My dad and his chief engineer, Brian Ryder, loaded up a trailer with all their equipment. They knew the Gulf would be treacherous to navigate, and they needed to be able to locate debris so they could safely make it to their intended target. They drove straight through to St. Petersburg, Florida, which took about 24-26 hours. Captain Mark had brought the Diamond up to meet them, and Gary Burris was waiting too. He had a small amount of donated items, but they knew they were going to need a lot more. They called local TV stations and newspapers, and TV crews and reporters showed up. The newly formed relief mission made a plea to the local people, asking them to bring anything they could spare down to the marina. They were planning on reaching the lower parishes of Louisiana, who had seen the least aid after the hurricane. My dad and the others did TV interviews, spoke with newspaper reporters and even did radio shows. People came out of the woodwork to donate. Items such as food, water, baby diapers, laundry detergent, pet food, and many more came rushing to the ship. The crew was touched by everyone’s generosity, and the humanity that was evident in the kindness the St. Petersburg people were showing for strangers in need.
A local shrimp boat joined up with the Diamond, and both boats were packed tightly with all of the donations. They knew they could fit more, but time was running out. The people in the Gulf needed their help, and they couldn’t wait any longer to get to them. They set out, taking a television crew from St. Petersburg with them. Diamond was faster than the shrimp boat, so they would have to stop and wait for it every so often. In two days, they had reached the mouth of the Mississippi. They started up the North Channel, which had been recommended to them as a safe route of travel by a local ship. They ran aground as soon as they got in, stuck on a large sandbar. They were stuck there for hours before the tide came in, and finally they got loose. They had to turn around and enter the Main River instead. As soon as they arrived, they started to see the devastation. The whole crew stood out on deck silently, humbled by the sight. There was a section where bark had been ripped off of trees by Katrina’s strong winds. There were many sunken boats, and thousand ton barges had been thrown up on land like they were made out of paper. Docks were collapsed, and houses had washed up on banks. Pick up trucks floated in the water, upside down. The crew stood there, looking at these sights, and feeling even more motivated to get to the people whose lives had been ripped apart by this storm.

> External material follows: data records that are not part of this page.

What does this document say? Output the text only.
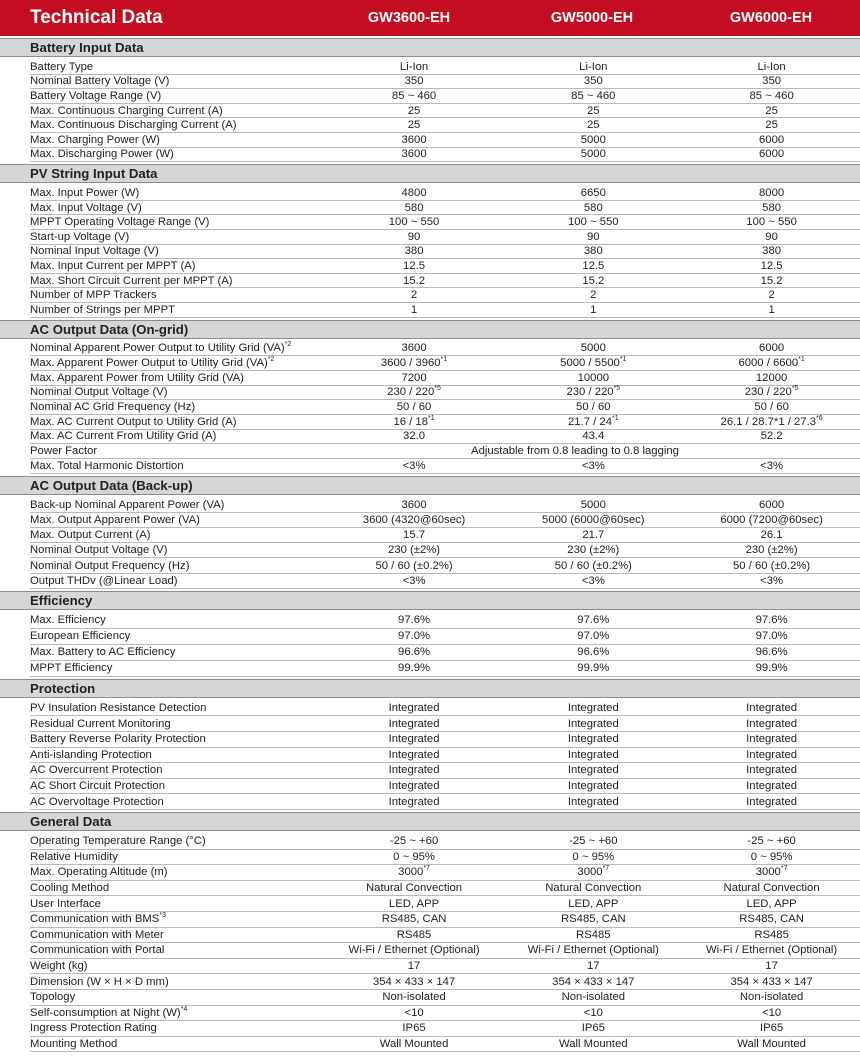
Technical Data	GW3600-EH	GW5000-EH	GW6000-EH
Battery Input Data
Battery Type	Li-Ion	Li-Ion	Li-Ion
Nominal Battery Voltage (V)	350	350	350
Battery Voltage Range (V)	85 ~ 460	85 ~ 460	85 ~ 460
Max. Continuous Charging Current (A)	25	25	25
Max. Continuous Discharging Current (A)	25	25	25
Max. Charging Power (W)	3600	5000	6000
Max. Discharging Power (W)	3600	5000	6000
PV String Input Data
Max. Input Power (W)	4800	6650	8000
Max. Input Voltage (V)	580	580	580
MPPT Operating Voltage Range (V)	100 ~ 550	100 ~ 550	100 ~ 550
Start-up Voltage (V)	90	90	90
Nominal Input Voltage (V)	380	380	380
Max. Input Current per MPPT (A)	12.5	12.5	12.5
Max. Short Circuit Current per MPPT (A)	15.2	15.2	15.2
Number of MPP Trackers	2	2	2
Number of Strings per MPPT	1	1	1
AC Output Data (On-grid)
Nominal Apparent Power Output to Utility Grid (VA)$^{*2}$	3600	5000	6000
Max. Apparent Power Output to Utility Grid (VA)$^{*2}$	3600 / 3960$^{*1}$	5000 / 5500$^{*1}$	6000 / 6600$^{*1}$
Max. Apparent Power from Utility Grid (VA)	7200	10000	12000
Nominal Output Voltage (V)	230 / 220$^{*5}$	230 / 220$^{*5}$	230 / 220$^{*5}$
Nominal AC Grid Frequency (Hz)	50 / 60	50 / 60	50 / 60
Max. AC Current Output to Utility Grid (A)	16 / 18$^{*1}$	21.7 / 24$^{*1}$	26.1 / 28.7*1 / 27.3$^{*6}$
Max. AC Current From Utility Grid (A)	32.0	43.4	52.2
Power Factor	Adjustable from 0.8 leading to 0.8 lagging
Max. Total Harmonic Distortion	<3%	<3%	<3%
AC Output Data (Back-up)
Back-up Nominal Apparent Power (VA)	3600	5000	6000
Max. Output Apparent Power (VA)	3600 (4320@60sec)	5000 (6000@60sec)	6000 (7200@60sec)
Max. Output Current (A)	15.7	21.7	26.1
Nominal Output Voltage (V)	230 (±2%)	230 (±2%)	230 (±2%)
Nominal Output Frequency (Hz)	50 / 60 (±0.2%)	50 / 60 (±0.2%)	50 / 60 (±0.2%)
Output THDv (@Linear Load)	<3%	<3%	<3%
Efficiency
Max. Efficiency	97.6%	97.6%	97.6%
European Efficiency	97.0%	97.0%	97.0%
Max. Battery to AC Efficiency	96.6%	96.6%	96.6%
MPPT Efficiency	99.9%	99.9%	99.9%
Protection
PV Insulation Resistance Detection	Integrated	Integrated	Integrated
Residual Current Monitoring	Integrated	Integrated	Integrated
Battery Reverse Polarity Protection	Integrated	Integrated	Integrated
Anti-islanding Protection	Integrated	Integrated	Integrated
AC Overcurrent Protection	Integrated	Integrated	Integrated
AC Short Circuit Protection	Integrated	Integrated	Integrated
AC Overvoltage Protection	Integrated	Integrated	Integrated
General Data
Operating Temperature Range (°C)	-25 ~ +60	-25 ~ +60	-25 ~ +60
Relative Humidity	0 ~ 95%	0 ~ 95%	0 ~ 95%
Max. Operating Altitude (m)	3000$^{*7}$	3000$^{*7}$	3000$^{*7}$
Cooling Method	Natural Convection	Natural Convection	Natural Convection
User Interface	LED, APP	LED, APP	LED, APP
Communication with BMS$^{*3}$	RS485, CAN	RS485, CAN	RS485, CAN
Communication with Meter	RS485	RS485	RS485
Communication with Portal	Wi-Fi / Ethernet (Optional)	Wi-Fi / Ethernet (Optional)	Wi-Fi / Ethernet (Optional)
Weight (kg)	17	17	17
Dimension (W × H × D mm)	354 × 433 × 147	354 × 433 × 147	354 × 433 × 147
Topology	Non-isolated	Non-isolated	Non-isolated
Self-consumption at Night $(W)^{*4}$	<10	<10	<10
Ingress Protection Rating	IP65	IP65	IP65
Mounting Method	Wall Mounted	Wall Mounted	Wall Mounted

There was a makeshift dock formed at one of the Louisiana parishes that had been hit the hardest by the storm. The M/V Diamond and its shrimp boat companion pulled up to the dock later that day. The National Guard was there, ensuring everyone’s safety. Many people showed up to help unload the supplies, which were put into trucks and driven to the center of town, where they could be properly distributed. Some people asked for bread, since they hadn’t eaten any in weeks. Unfortunately foods like bread were not brought along, since they are perishable and in the Louisiana heat, they would not have lasted for more than a couple of days. Many other types of non-perishable foods were given out, and the townspeople shared their gratitude with the relief crew.
Just after everything had been distributed, Hurricane Rita was announced. It was coming up the same path that Hurricane Katrina had taken, and so the M/V Diamond and the shrimp boat would have to leave right away. There was no way they could outrun the storm, and to return to Florida would send them right into its center. They took shelter in New Orleans, which would be hit less severely than the Gulf. Once the brunt of the storm had passed, the Diamond headed back to Florida while my Dad decided to fly ahead of it so he could get back to work. In order to get to the airport, he had to be escorted by a state trooper through the wreckage of New Orleans. Dad said this was one of the most surreal experiences of his life. Parts of the city were still completely flooded, and the ones that weren’t were eroded and damaged by seawater. Cars were flipped over and buildings were torn down. The eeriest part of all is that this city, once bustling with life, was completely empty. It was like a ghost town. The police car drove through, mile after mile, and my dad didn’t see one person outside for the whole ride.
Knowing that one hurricane had been replaced by another was disheartening, but they knew that the relief would help many people survive through the tough times ahead.